Even so, there's something admirable and almost-still-feminist about Love's consistency; she will not shut up, or back down, or be a lady, no matter how many judges wag their fingers and Armani sheaths get ripped. Which is why I'm glad so many critics (Joshua Clover, Danny Kelly, Lisa Levy, Ariel Levy) have adopted relatively pro-Love stances, either in general or for the release of Dirty Blonde. Overrated, desecrated, still somehow illuminated, Love clings to defensibility through sheer force of will and the survival skills of an Eagle Scout.

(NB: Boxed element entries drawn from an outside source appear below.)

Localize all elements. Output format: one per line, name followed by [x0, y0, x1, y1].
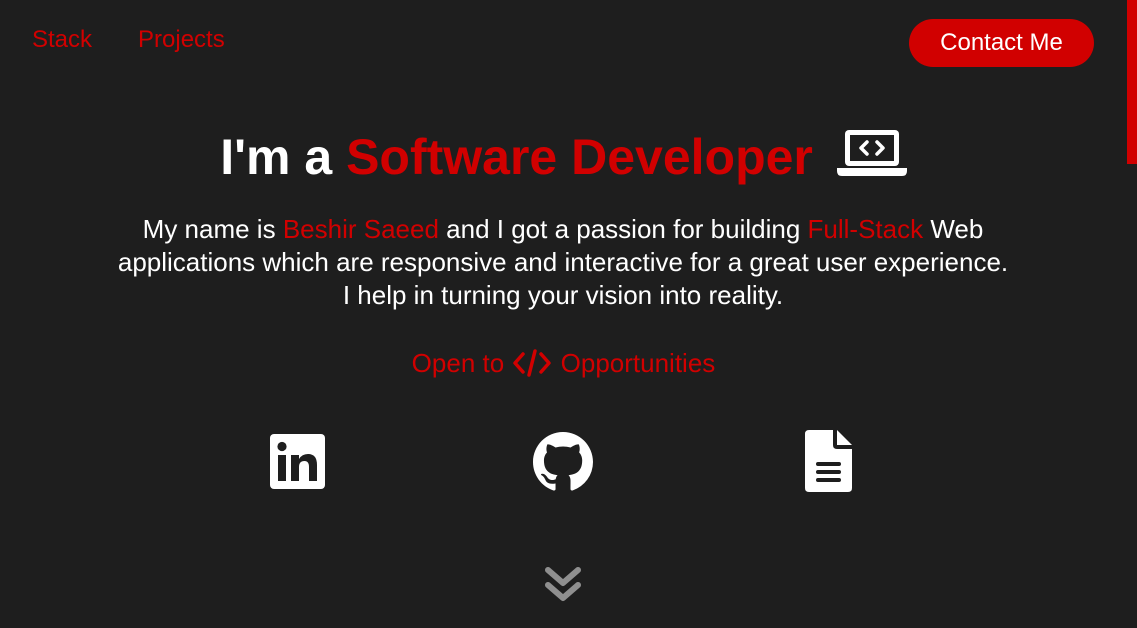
linkedin-icon: [270, 434, 325, 493]
intro-prefix: My name is: [142, 214, 276, 244]
github-link[interactable]: [533, 432, 593, 497]
resume-file-icon: [805, 430, 852, 496]
scrollbar-thumb[interactable]: [1127, 0, 1137, 164]
code-icon: [513, 349, 552, 385]
intro-mid: and I got a passion for building: [446, 214, 801, 244]
hero-title-prefix: I'm a: [220, 129, 333, 185]
scrollbar[interactable]: [1127, 0, 1137, 628]
open-to-opportunities: Open to Opportunities: [0, 346, 1127, 385]
linkedin-link[interactable]: [270, 434, 325, 494]
resume-link[interactable]: [805, 430, 852, 497]
hero-intro: My name is Beshir Saeed and I got a pass…: [113, 213, 1013, 312]
open-prefix: Open to: [411, 348, 505, 378]
top-nav: Stack Projects: [32, 26, 225, 54]
nav-link-stack[interactable]: Stack: [32, 26, 92, 54]
social-links: [0, 428, 1137, 498]
hero-title-highlight: Software Developer: [346, 129, 813, 185]
contact-me-button[interactable]: Contact Me: [909, 19, 1094, 67]
laptop-code-icon: [836, 128, 907, 192]
hero-title: I'm a Software Developer: [0, 126, 1127, 192]
github-icon: [533, 432, 593, 496]
intro-name: Beshir Saeed: [282, 214, 439, 244]
double-chevron-down-icon[interactable]: [544, 565, 582, 610]
nav-link-projects[interactable]: Projects: [138, 26, 225, 54]
open-suffix: Opportunities: [560, 348, 716, 378]
intro-highlight: Full-Stack: [807, 214, 924, 244]
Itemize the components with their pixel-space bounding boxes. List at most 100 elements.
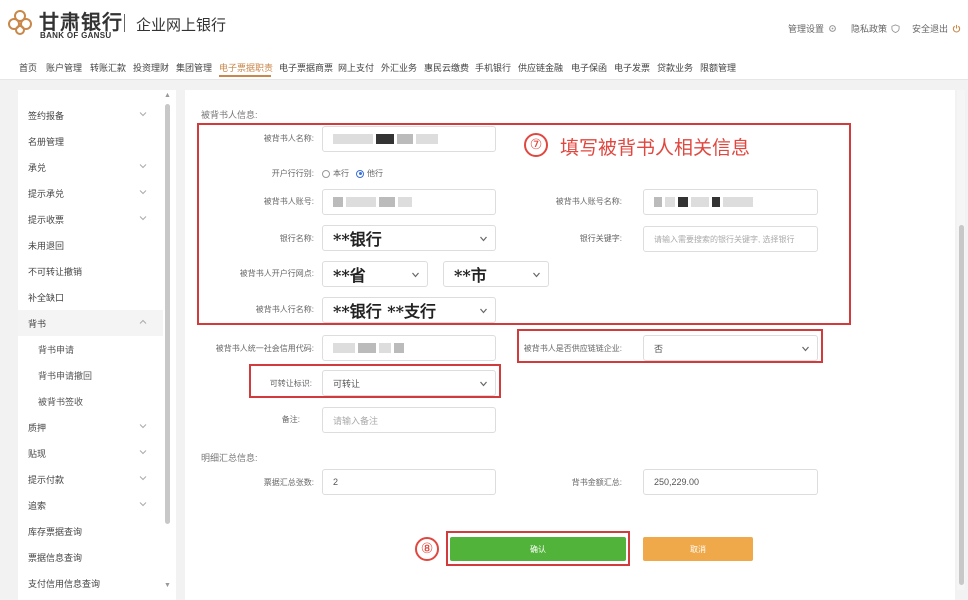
chevron-down-icon xyxy=(139,502,147,507)
sidebar-item-label: 背书申请撤回 xyxy=(38,370,93,381)
sidebar-item-label: 票据信息查询 xyxy=(28,552,83,563)
sidebar-item-unused-return[interactable]: 未用退回 xyxy=(18,232,163,258)
sidebar-item-prompt-pay[interactable]: 提示付款 xyxy=(18,466,163,492)
nav-item-online-pay[interactable]: 网上支付 xyxy=(338,61,374,74)
annotation-box-supply-chain xyxy=(517,329,823,363)
sidebar-item-pledge[interactable]: 质押 xyxy=(18,414,163,440)
redacted-mark xyxy=(379,343,391,353)
nav-item-forex[interactable]: 外汇业务 xyxy=(381,61,417,74)
sidebar-item-bill-query[interactable]: 票据信息查询 xyxy=(18,544,163,570)
section-summary-title: 明细汇总信息: xyxy=(201,453,258,463)
sidebar-item-label: 名册管理 xyxy=(28,136,65,147)
sidebar-item-label: 签约报备 xyxy=(28,110,65,121)
sidebar: 签约报备 名册管理 承兑 提示承兑 提示收票 未用退回 不可转让撤销 补全缺口 … xyxy=(18,90,176,600)
nav-item-accounts[interactable]: 账户管理 xyxy=(46,61,82,74)
sidebar-item-label: 补全缺口 xyxy=(28,292,65,303)
annotation-box-confirm xyxy=(446,531,630,566)
remark-label: 备注: xyxy=(281,415,300,424)
bank-name-en: BANK OF GANSU xyxy=(40,31,112,40)
sidebar-item-endorse-withdraw[interactable]: 背书申请撤回 xyxy=(18,362,163,388)
settings-link[interactable]: 管理设置 xyxy=(788,22,837,35)
nav-item-guarantee[interactable]: 电子保函 xyxy=(571,61,607,74)
sidebar-item-label: 被背书签收 xyxy=(38,396,84,407)
nav-active-indicator xyxy=(219,75,271,77)
logout-link[interactable]: 安全退出 xyxy=(912,22,961,35)
sidebar-item-credit-query[interactable]: 支付信用信息查询 xyxy=(18,570,163,596)
sidebar-item-label: 未用退回 xyxy=(28,240,65,251)
sidebar-scroll-up[interactable]: ▲ xyxy=(164,92,171,99)
chevron-down-icon xyxy=(139,216,147,221)
power-icon xyxy=(952,24,961,33)
annotation-step7-number: ⑦ xyxy=(524,133,548,157)
sidebar-scrollbar[interactable] xyxy=(165,104,170,524)
annotation-box-endorsee-info xyxy=(197,123,851,325)
bill-count-field: 2 xyxy=(322,469,496,495)
chevron-down-icon xyxy=(139,424,147,429)
sidebar-item-endorse[interactable]: 背书 xyxy=(18,310,163,336)
nav-item-invoice[interactable]: 电子发票 xyxy=(614,61,650,74)
redacted-mark xyxy=(358,343,376,353)
shield-icon xyxy=(891,24,900,33)
credit-code-input[interactable] xyxy=(322,335,496,361)
sidebar-item-inventory-query[interactable]: 库存票据查询 xyxy=(18,518,163,544)
logout-label: 安全退出 xyxy=(912,24,949,34)
nav-item-mobile[interactable]: 手机银行 xyxy=(475,61,511,74)
chevron-down-icon xyxy=(139,476,147,481)
cancel-button[interactable]: 取消 xyxy=(643,537,753,561)
sidebar-scroll-down[interactable]: ▼ xyxy=(164,582,171,589)
portal-title: 企业网上银行 xyxy=(136,16,227,34)
sidebar-item-label: 背书 xyxy=(28,318,47,329)
sidebar-item-prompt-accept[interactable]: 提示承兑 xyxy=(18,180,163,206)
nav-item-invest[interactable]: 投资理财 xyxy=(133,61,169,74)
gear-icon xyxy=(829,25,836,32)
sidebar-item-label: 提示承兑 xyxy=(28,188,65,199)
amount-sum-label: 背书金额汇总: xyxy=(571,478,622,487)
bill-count-label: 票据汇总张数: xyxy=(263,478,314,487)
nav-item-loan[interactable]: 贷款业务 xyxy=(657,61,693,74)
bill-count-value: 2 xyxy=(333,477,339,487)
sidebar-item-endorse-apply[interactable]: 背书申请 xyxy=(18,336,163,362)
nav-item-ebill-commercial[interactable]: 电子票据商票 xyxy=(279,61,333,74)
content-scrollbar[interactable] xyxy=(959,225,964,585)
logo-divider xyxy=(124,14,125,32)
annotation-step7-text: 填写被背书人相关信息 xyxy=(560,137,751,159)
sidebar-item-label: 支付信用信息查询 xyxy=(28,578,101,589)
section-endorsee-title: 被背书人信息: xyxy=(201,110,258,120)
redacted-mark xyxy=(394,343,404,353)
remark-input[interactable]: 请输入备注 xyxy=(322,407,496,433)
chevron-down-icon xyxy=(139,190,147,195)
sidebar-item-accept[interactable]: 承兑 xyxy=(18,154,163,180)
sidebar-item-sign[interactable]: 签约报备 xyxy=(18,102,163,128)
sidebar-item-recourse[interactable]: 追索 xyxy=(18,492,163,518)
sidebar-item-revoke[interactable]: 不可转让撤销 xyxy=(18,258,163,284)
sidebar-item-label: 贴现 xyxy=(28,448,47,459)
annotation-box-transferable xyxy=(249,364,501,398)
sidebar-item-discount[interactable]: 贴现 xyxy=(18,440,163,466)
nav-item-supply-chain[interactable]: 供应链金融 xyxy=(518,61,563,74)
nav-item-group[interactable]: 集团管理 xyxy=(176,61,212,74)
sidebar-item-label: 不可转让撤销 xyxy=(28,266,83,277)
sidebar-item-label: 提示付款 xyxy=(28,474,65,485)
nav-item-transfer[interactable]: 转账汇款 xyxy=(90,61,126,74)
sidebar-item-prompt-receive[interactable]: 提示收票 xyxy=(18,206,163,232)
nav-item-home[interactable]: 首页 xyxy=(19,61,37,74)
amount-sum-value: 250,229.00 xyxy=(654,477,700,487)
amount-sum-field: 250,229.00 xyxy=(643,469,818,495)
sidebar-item-label: 追索 xyxy=(28,500,47,511)
annotation-step8-number: ⑧ xyxy=(415,537,439,561)
sidebar-item-label: 提示收票 xyxy=(28,214,65,225)
chevron-down-icon xyxy=(139,450,147,455)
privacy-link[interactable]: 隐私政策 xyxy=(851,22,900,35)
nav-item-ebill[interactable]: 电子票据职责 xyxy=(219,61,273,74)
sidebar-item-roster[interactable]: 名册管理 xyxy=(18,128,163,154)
nav-item-payment[interactable]: 惠民云缴费 xyxy=(424,61,469,74)
sidebar-item-endorsee-sign[interactable]: 被背书签收 xyxy=(18,388,163,414)
sidebar-item-label: 承兑 xyxy=(28,162,47,173)
main-nav: 首页 账户管理 转账汇款 投资理财 集团管理 电子票据职责 电子票据商票 网上支… xyxy=(0,50,968,80)
privacy-label: 隐私政策 xyxy=(851,24,888,34)
chevron-down-icon xyxy=(139,164,147,169)
sidebar-item-complete-gap[interactable]: 补全缺口 xyxy=(18,284,163,310)
chevron-down-icon xyxy=(139,112,147,117)
credit-code-label: 被背书人统一社会信用代码: xyxy=(215,344,314,353)
nav-item-limit[interactable]: 限额管理 xyxy=(700,61,736,74)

What has sustained the heartbeat of Love's persona, through the publicity wrecks and sugar comas, has always been her undistilled faith in the power of pop music. She's a student of pop history, and most people don't give her credit for that. She is, to use her own word, "pornorific," but she's not the junkie bimbo she pretends to be. Yet.

She made her bed, she'll lie in it:

Kurt Loder: Was punk any kind of a rebellion for you?

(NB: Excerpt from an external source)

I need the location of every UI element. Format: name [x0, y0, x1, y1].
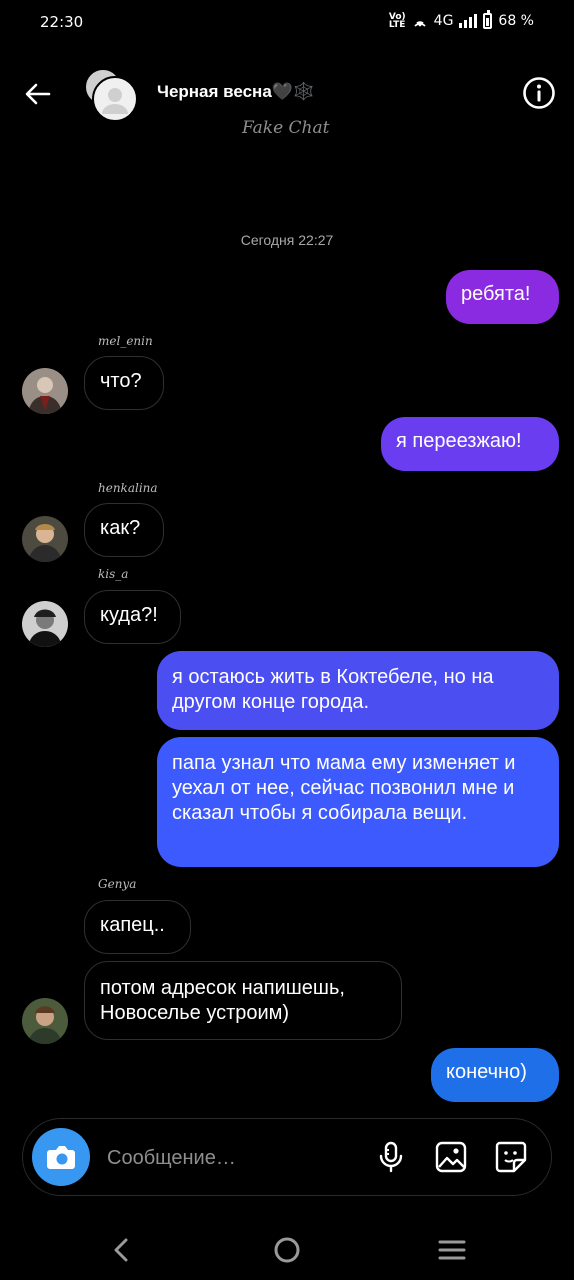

Love: No, because the punk thing, for me, was more my geography. I was a total Bunnymen, Psychedelic Furs, then later Smiths freak...but I lived on the West Coast, so that was my pool to pull from. The guy from Pavement came up to me and he was like, "You're so brave." I was like, "Why?" He was like, "To cover a Bunnymen song! I wouldn't have the nerve." Nobody admits that the Bunnymen were the greatest band. I like Social Distortion because they were melodic, but I like Cheap Trick better.

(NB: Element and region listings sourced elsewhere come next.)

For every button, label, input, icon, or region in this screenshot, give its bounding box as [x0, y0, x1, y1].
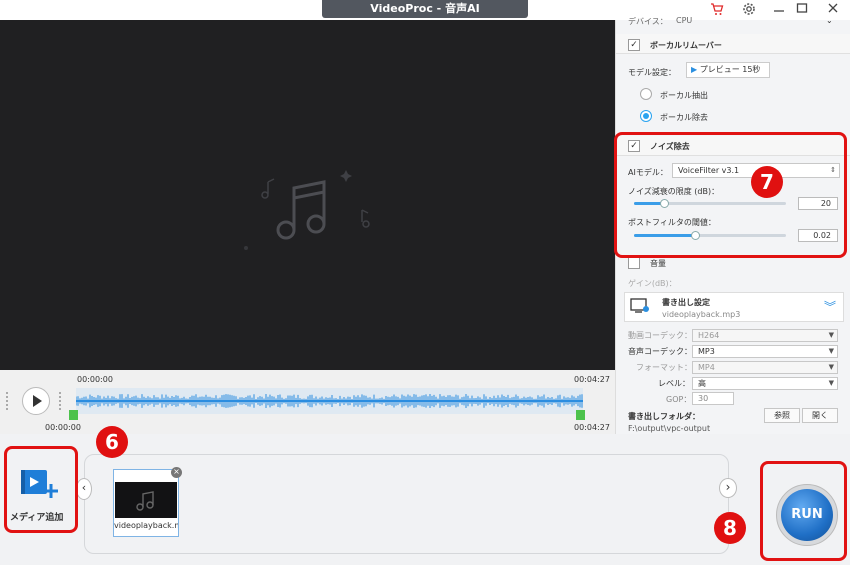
media-thumbnail[interactable]: videoplayback.mp — [113, 469, 179, 537]
thumbnail-filename: videoplayback.mp — [114, 521, 178, 530]
video-codec-value: H264 — [698, 331, 720, 340]
open-button[interactable]: 開く — [802, 408, 838, 423]
export-title: 書き出し設定 — [662, 298, 710, 307]
format-select[interactable]: MP4 ▼ — [692, 361, 838, 374]
export-filename: videoplayback.mp3 — [662, 310, 741, 319]
gear-icon[interactable] — [740, 2, 758, 18]
chevron-left-icon[interactable]: ‹ — [76, 478, 92, 500]
gop-input[interactable]: 30 — [692, 392, 734, 405]
chevron-right-icon[interactable]: › — [719, 478, 737, 498]
play-icon: ▶ — [691, 65, 698, 74]
highlight-add-media — [4, 446, 78, 533]
vocal-remove-radio[interactable] — [640, 110, 652, 122]
highlight-noise-removal — [614, 132, 847, 258]
vocal-extract-radio[interactable] — [640, 88, 652, 100]
window-title: VideoProc - 音声AI — [322, 0, 528, 18]
drag-handle[interactable] — [6, 392, 14, 410]
browse-button[interactable]: 参照 — [764, 408, 800, 423]
gop-label: GOP： — [666, 395, 692, 404]
trim-end-handle[interactable] — [576, 410, 585, 420]
close-icon[interactable]: × — [171, 467, 182, 478]
export-row-label: レベル： — [658, 379, 690, 388]
video-codec-select[interactable]: H264 ▼ — [692, 329, 838, 342]
device-label: デバイス： — [628, 17, 668, 26]
annotation-badge-7: 7 — [751, 166, 783, 198]
start-time-bottom: 00:00:00 — [45, 423, 81, 432]
audio-codec-value: MP3 — [698, 347, 715, 356]
gain-label: ゲイン(dB)： — [628, 279, 677, 288]
timeline: 00:00:00 00:04:27 00:00:00 00:04:27 — [0, 370, 615, 434]
vocal-remover-checkbox[interactable]: ✓ — [628, 39, 640, 51]
export-row-label: 動画コーデック： — [628, 331, 692, 340]
highlight-run — [760, 461, 847, 561]
chevron-down-icon[interactable]: ⌄ — [826, 16, 833, 25]
start-time-top: 00:00:00 — [77, 375, 113, 384]
annotation-badge-8: 8 — [714, 512, 746, 544]
cart-icon[interactable] — [708, 2, 726, 18]
preview-15s-button[interactable]: ▶ プレビュー 15秒 — [686, 62, 770, 78]
preview-area — [0, 20, 615, 370]
annotation-badge-6: 6 — [96, 426, 128, 458]
export-row-label: 音声コーデック： — [628, 347, 692, 356]
output-folder-path: F:\output\vpc-output — [628, 424, 711, 433]
preview-button-label: プレビュー 15秒 — [699, 65, 761, 74]
music-note-icon — [244, 170, 370, 250]
end-time-top: 00:04:27 — [574, 375, 610, 384]
level-value: 高 — [698, 379, 706, 388]
audio-codec-select[interactable]: MP3 ▼ — [692, 345, 838, 358]
minimize-icon[interactable] — [770, 2, 788, 18]
model-setting-label: モデル設定： — [628, 68, 676, 77]
end-time-bottom: 00:04:27 — [574, 423, 610, 432]
vocal-remover-label: ボーカルリムーバー — [650, 41, 722, 50]
device-value[interactable]: CPU — [676, 16, 692, 25]
format-value: MP4 — [698, 363, 715, 372]
trim-start-handle[interactable] — [69, 410, 78, 420]
level-select[interactable]: 高 ▼ — [692, 377, 838, 390]
maximize-icon[interactable] — [793, 2, 811, 18]
export-monitor-icon — [630, 298, 650, 317]
media-bar: ‹ › メディア追加 6 videoplayback.mp × RUN 8 — [0, 426, 850, 565]
double-chevron-icon[interactable]: ︾ — [824, 298, 836, 315]
drag-handle-right[interactable] — [59, 392, 67, 410]
export-row-label: フォーマット： — [636, 363, 692, 372]
volume-label: 音量 — [650, 259, 666, 268]
play-button[interactable] — [22, 387, 50, 415]
vocal-remove-label: ボーカル除去 — [660, 113, 708, 122]
music-note-icon — [136, 491, 154, 511]
volume-checkbox[interactable] — [628, 257, 640, 269]
title-bar: VideoProc - 音声AI — [0, 0, 850, 20]
waveform[interactable] — [75, 388, 583, 414]
vocal-extract-label: ボーカル抽出 — [660, 91, 708, 100]
output-folder-label: 書き出しフォルダ： — [628, 412, 700, 421]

One time, KROQ was having their Flashback Weekend, and I was singing every word to "The Killing Moon," and Kurt was like, "Man, this music you like is so romantic." I was like, "Yeah, alright?" But I did like Flipper, we were on very common ground with Flipper. But I mean, none of that--Black Flag--it wasn't me, and I'll be the first to admit it.

Loder: Not many people will anymore.

Love: Well, that's what I think. I think you should admit the embarrassing stuff. I think the embarrassing stuff makes you more vulnerable, and it's cooler. [People say,] "Stooges, Velvet Underground: my influences. Butthole Surfers." Oh, shut up! You know every word to, like, "Pretty in Pink." Backwards.

Joe Strummer said to me [when I told him I was moving to Minneapolis to start a band], "You are the worst guitar player I have ever heard." I had only just started in earnest, and I have gotten a lot better....I'm fine, I'm fine. I am fine. I have a style. What's funny is that a lot of my songs are complete Bauhaus rip-offs. My guitar playing is totally picked up from Will Sergeant and Johnny Marr, referenced from these British bands, and nobody would have guessed that, because of the persona that's been foisted on me.

1 comment:

Mairead said...

dude -- have you seen the diaries? there is, like, fake scotch tape on the cover. SO WEIRD.